To update this. For a single platform, I have found empirically on TCGA RNA-seq data the best current algorithms (available in R) for this are M3C and CLEST. This data is not published yet. M3C is an improved version of the Monti et al. consenus clustering algorithm and CLEST has been around for ages and it works well. It is best to try a few different ones and see what works best on your data.
I would use the most variable genes only and try a few thresholds.
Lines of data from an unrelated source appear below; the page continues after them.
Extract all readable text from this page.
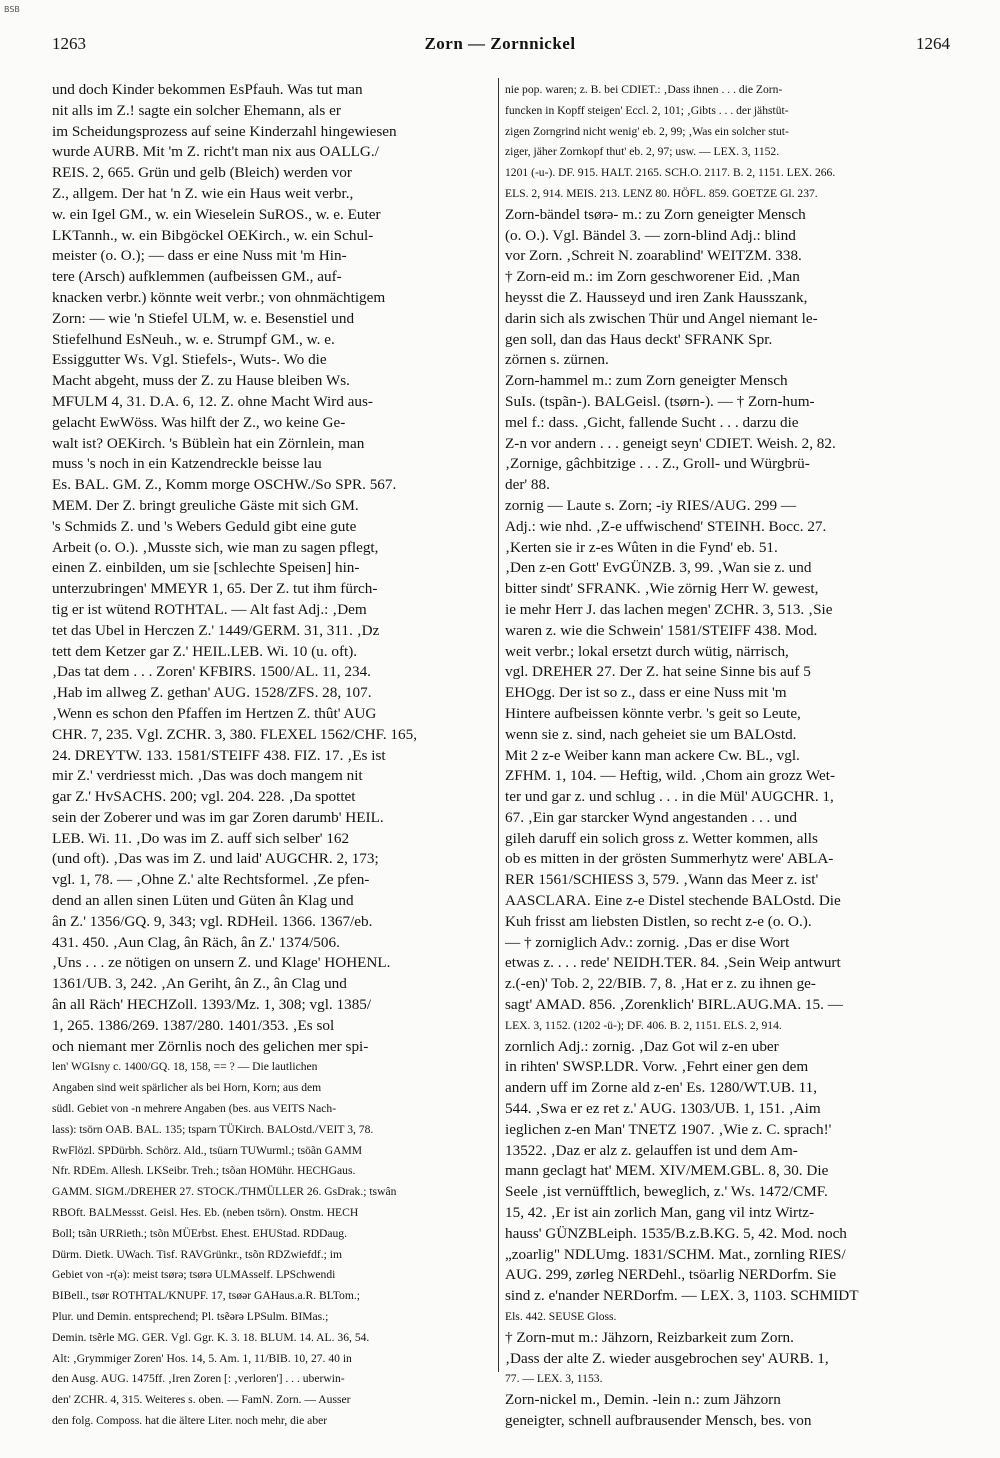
BSB
1263	Zorn — Zornnickel	1264
und doch Kinder bekommen EsPfauh. Was tut man
nit alls im Z.! sagte ein solcher Ehemann, als er
im Scheidungsprozess auf seine Kinderzahl hingewiesen
wurde AURB. Mit 'm Z. richt't man nix aus OALLG./
REIS. 2, 665. Grün und gelb (Bleich) werden vor
Z., allgem. Der hat 'n Z. wie ein Haus weit verbr.,
w. ein Igel GM., w. ein Wieselein SuROS., w. e. Euter
LKTannh., w. ein Bibgöckel OEKirch., w. ein Schul-
meister (o. O.); — dass er eine Nuss mit 'm Hin-
tere (Arsch) aufklemmen (aufbeissen GM., auf-
knacken verbr.) könnte weit verbr.; von ohnmächtigem
Zorn: — wie 'n Stiefel ULM, w. e. Besenstiel und
Stiefelhund EsNeuh., w. e. Strumpf GM., w. e.
Essiggutter Ws. Vgl. Stiefels-, Wuts-. Wo die
Macht abgeht, muss der Z. zu Hause bleiben Ws.
MFULM 4, 31. D.A. 6, 12. Z. ohne Macht Wird aus-
gelacht EwWöss. Was hilft der Z., wo keine Ge-
walt ist? OEKirch. 's Bübleìn hat ein Zörnlein, man
muss 's noch in ein Katzendreckle beisse lau
Es. BAL. GM. Z., Komm morge OSCHW./So SPR. 567.
MEM. Der Z. bringt greuliche Gäste mit sich GM.
's Schmids Z. und 's Webers Geduld gibt eine gute
Arbeit (o. O.). ‚Musste sich, wie man zu sagen pflegt,
einen Z. einbilden, um sie [schlechte Speisen] hin-
unterzubringen' MMEYR 1, 65. Der Z. tut ihm fürch-
tig er ist wütend ROTHTAL. — Alt fast Adj.: ‚Dem
tet das Ubel in Herczen Z.' 1449/GERM. 31, 311. ‚Dz
tett dem Ketzer gar Z.' HEIL.LEB. Wi. 10 (u. oft).
‚Das tat dem . . . Zoren' KFBIRS. 1500/AL. 11, 234.
‚Hab im allweg Z. gethan' AUG. 1528/ZFS. 28, 107.
‚Wenn es schon den Pfaffen im Hertzen Z. thût' AUG
CHR. 7, 235. Vgl. ZCHR. 3, 380. FLEXEL 1562/CHF. 165,
24. DREYTW. 133. 1581/STEIFF 438. FIZ. 17. ‚Es ist
mir Z.' verdriesst mich. ‚Das was doch mangem nit
gar Z.' HvSACHS. 200; vgl. 204. 228. ‚Da spottet
sein der Zoberer und was im gar Zoren darumb' HEIL.
LEB. Wi. 11. ‚Do was im Z. auff sich selber' 162
(und oft). ‚Das was im Z. und laid' AUGCHR. 2, 173;
vgl. 1, 78. — ‚Ohne Z.' alte Rechtsformel. ‚Ze pfen-
dend an allen sinen Lüten und Güten ân Klag und
ân Z.' 1356/GQ. 9, 343; vgl. RDHeil. 1366. 1367/eb.
431. 450. ‚Aun Clag, ân Räch, ân Z.' 1374/506.
‚Uns . . . ze nötigen on unsern Z. und Klage' HOHENL.
1361/UB. 3, 242. ‚An Geriht, ân Z., ân Clag und
ân all Räch' HECHZoll. 1393/Mz. 1, 308; vgl. 1385/
1, 265. 1386/269. 1387/280. 1401/353. ‚Es sol
och niemant mer Zörnlis noch des gelichen mer spi-
len' WGIsny c. 1400/GQ. 18, 158, == ? — Die lautlichen
Angaben sind weit spärlicher als bei Horn, Korn; aus dem
südl. Gebiet von -n mehrere Angaben (bes. aus VEITS Nach-
lass): tsörn OAB. BAL. 135; tsparn TÜKirch. BALOstd./VEIT 3, 78.
RwFlözl. SPDürbh. Schörz. Ald., tsüarn TUWurml.; tsöãn GAMM
Nfr. RDEm. Allesh. LKSeibr. Treh.; tsõan HOMühr. HECHGaus.
GAMM. SIGM./DREHER 27. STOCK./THMÜLLER 26. GsDrak.; tswân
RBOft. BALMessst. Geisl. Hes. Eb. (neben tsörn). Onstm. HECH
Boll; tsãn URRieth.; tsõn MÜErbst. Ehest. EHUStad. RDDaug.
Dürm. Dietk. UWach. Tisf. RAVGrünkr., tsõn RDZwiefdf.; im
Gebiet von -r(ə): meist tsørə; tsørə ULMAsself. LPSchwendi
BIBell., tsør ROTHTAL/KNUPF. 17, tsøər GAHaus.a.R. BLTom.;
Plur. und Demin. entsprechend; Pl. tsẽərə LPSulm. BIMas.;
Demin. tsẽrle MG. GER. Vgl. Ggr. K. 3. 18. BLUM. 14. AL. 36, 54.
Alt: ‚Grymmiger Zoren' Hos. 14, 5. Am. 1, 11/BIB. 10, 27. 40 in
den Ausg. AUG. 1475ff. ‚Iren Zoren [: ‚verloren'] . . . uberwin-
den' ZCHR. 4, 315. Weiteres s. oben. — FamN. Zorn. — Ausser
den folg. Composs. hat die ältere Liter. noch mehr, die aber
nie pop. waren; z. B. bei CDIET.: ‚Dass ihnen . . . die Zorn-
funcken in Kopff steigen' Eccl. 2, 101; ‚Gibts . . . der jähstüt-
zigen Zorngrind nicht wenig' eb. 2, 99; ‚Was ein solcher stut-
ziger, jäher Zornkopf thut' eb. 2, 97; usw. — LEX. 3, 1152.
1201 (-u-). DF. 915. HALT. 2165. SCH.O. 2117. B. 2, 1151. LEX. 266.
ELS. 2, 914. MEIS. 213. LENZ 80. HÖFL. 859. GOETZE Gl. 237.
Zorn-bändel tsørə- m.: zu Zorn geneigter Mensch
(o. O.). Vgl. Bändel 3. — zorn-blind Adj.: blind
vor Zorn. ‚Schreit N. zoarablind' WEITZM. 338.
† Zorn-eid m.: im Zorn geschworener Eid. ‚Man
heysst die Z. Hausseyd und iren Zank Hausszank,
darin sich als zwischen Thür und Angel niemant le-
gen soll, dan das Haus deckt' SFRANK Spr.
zörnen s. zürnen.
Zorn-hammel m.: zum Zorn geneigter Mensch
SuIs. (tspãn-). BALGeisl. (tsørn-). — † Zorn-hum-
mel f.: dass. ‚Gicht, fallende Sucht . . . darzu die
Z-n vor andern . . . geneigt seyn' CDIET. Weish. 2, 82.
‚Zornige, gâchbitzige . . . Z., Groll- und Würgbrü-
der' 88.
zornig — Laute s. Zorn; -iy RIES/AUG. 299 —
Adj.: wie nhd. ‚Z-e uffwischend' STEINH. Bocc. 27.
‚Kerten sie ir z-es Wûten in die Fynd' eb. 51.
‚Den z-en Gott' EvGÜNZB. 3, 99. ‚Wan sie z. und
bitter sindt' SFRANK. ‚Wie zörnig Herr W. gewest,
ie mehr Herr J. das lachen megen' ZCHR. 3, 513. ‚Sie
waren z. wie die Schwein' 1581/STEIFF 438. Mod.
weit verbr.; lokal ersetzt durch wütig, närrisch,
vgl. DREHER 27. Der Z. hat seine Sinne bis auf 5
EHOgg. Der ist so z., dass er eine Nuss mit 'm
Hintere aufbeissen könnte verbr. 's geit so Leute,
wenn sie z. sind, nach geheiet sie um BALOstd.
Mit 2 z-e Weiber kann man ackere Cw. BL., vgl.
ZFHM. 1, 104. — Heftig, wild. ‚Chom ain grozz Wet-
ter und gar z. und schlug . . . in die Mül' AUGCHR. 1,
67. ‚Ein gar starcker Wynd angestanden . . . und
gileh daruff ein solich gross z. Wetter kommen, alls
ob es mitten in der grösten Summerhytz were' ABLA-
RER 1561/SCHIESS 3, 579. ‚Wann das Meer z. ist'
AASCLARA. Eine z-e Distel stechende BALOstd. Die
Kuh frisst am liebsten Distlen, so recht z-e (o. O.).
— † zorniglich Adv.: zornig. ‚Das er dise Wort
etwas z. . . . rede' NEIDH.TER. 84. ‚Sein Weip antwurt
z.(-en)' Tob. 2, 22/BIB. 7, 8. ‚Hat er z. zu ihnen ge-
sagt' AMAD. 856. ‚Zorenklich' BIRL.AUG.MA. 15. —
LEX. 3, 1152. (1202 -ü-); DF. 406. B. 2, 1151. ELS. 2, 914.
zornlich Adj.: zornig. ‚Daz Got wil z-en uber
in rihten' SWSP.LDR. Vorw. ‚Fehrt einer gen dem
andern uff im Zorne ald z-en' Es. 1280/WT.UB. 11,
544. ‚Swa er ez ret z.' AUG. 1303/UB. 1, 151. ‚Aim
ieglichen z-en Man' TNETZ 1907. ‚Wie z. C. sprach!'
13522. ‚Daz er alz z. gelauffen ist und dem Am-
mann geclagt hat' MEM. XIV/MEM.GBL. 8, 30. Die
Seele ‚ist vernüfftlich, beweglich, z.' Ws. 1472/CMF.
15, 42. ‚Er ist ain zorlich Man, gang vil intz Wirtz-
hauss' GÜNZBLeiph. 1535/B.z.B.KG. 5, 42. Mod. noch
„zoarlig" NDLUmg. 1831/SCHM. Mat., zornling RIES/
AUG. 299, zørleg NERDehl., tsöarlig NERDorfm. Sie
sind z. e'nander NERDorfm. — LEX. 3, 1103. SCHMIDT
Els. 442. SEUSE Gloss.
† Zorn-mut m.: Jähzorn, Reizbarkeit zum Zorn.
‚Dass der alte Z. wieder ausgebrochen sey' AURB. 1,
77. — LEX. 3, 1153.
Zorn-nickel m., Demin. -lein n.: zum Jähzorn
geneigter, schnell aufbrausender Mensch, bes. von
I'd say there are no hard and fast rules about how many genes to include, or what algorithm to pick, it's data-dependent. If data quality is good and there are truly sub-types to be found, you could probably succeed using any one of algorithms you list. If you are looking for a case study, this paper (https://www.ncbi.nlm.nih.gov/pubmed/20129251) is an example of a successful approach to to unsupervised sub-type discovery (in glioblastoma). They used consensus average linkage hierarchical clustering on 1740 genes.
I'd say you'd better filter out some genes, because if some genes don't contribute to the subtype identification, they may add noises to your data. The assumption behind is that there should be some common features among different subtypes, but due to the measurement, there are variations in the common features. Therefore, I recommend applying feature selection or feature extraction before clustering. For example, you can try singular value decomposition or nonnegative matrix factorization.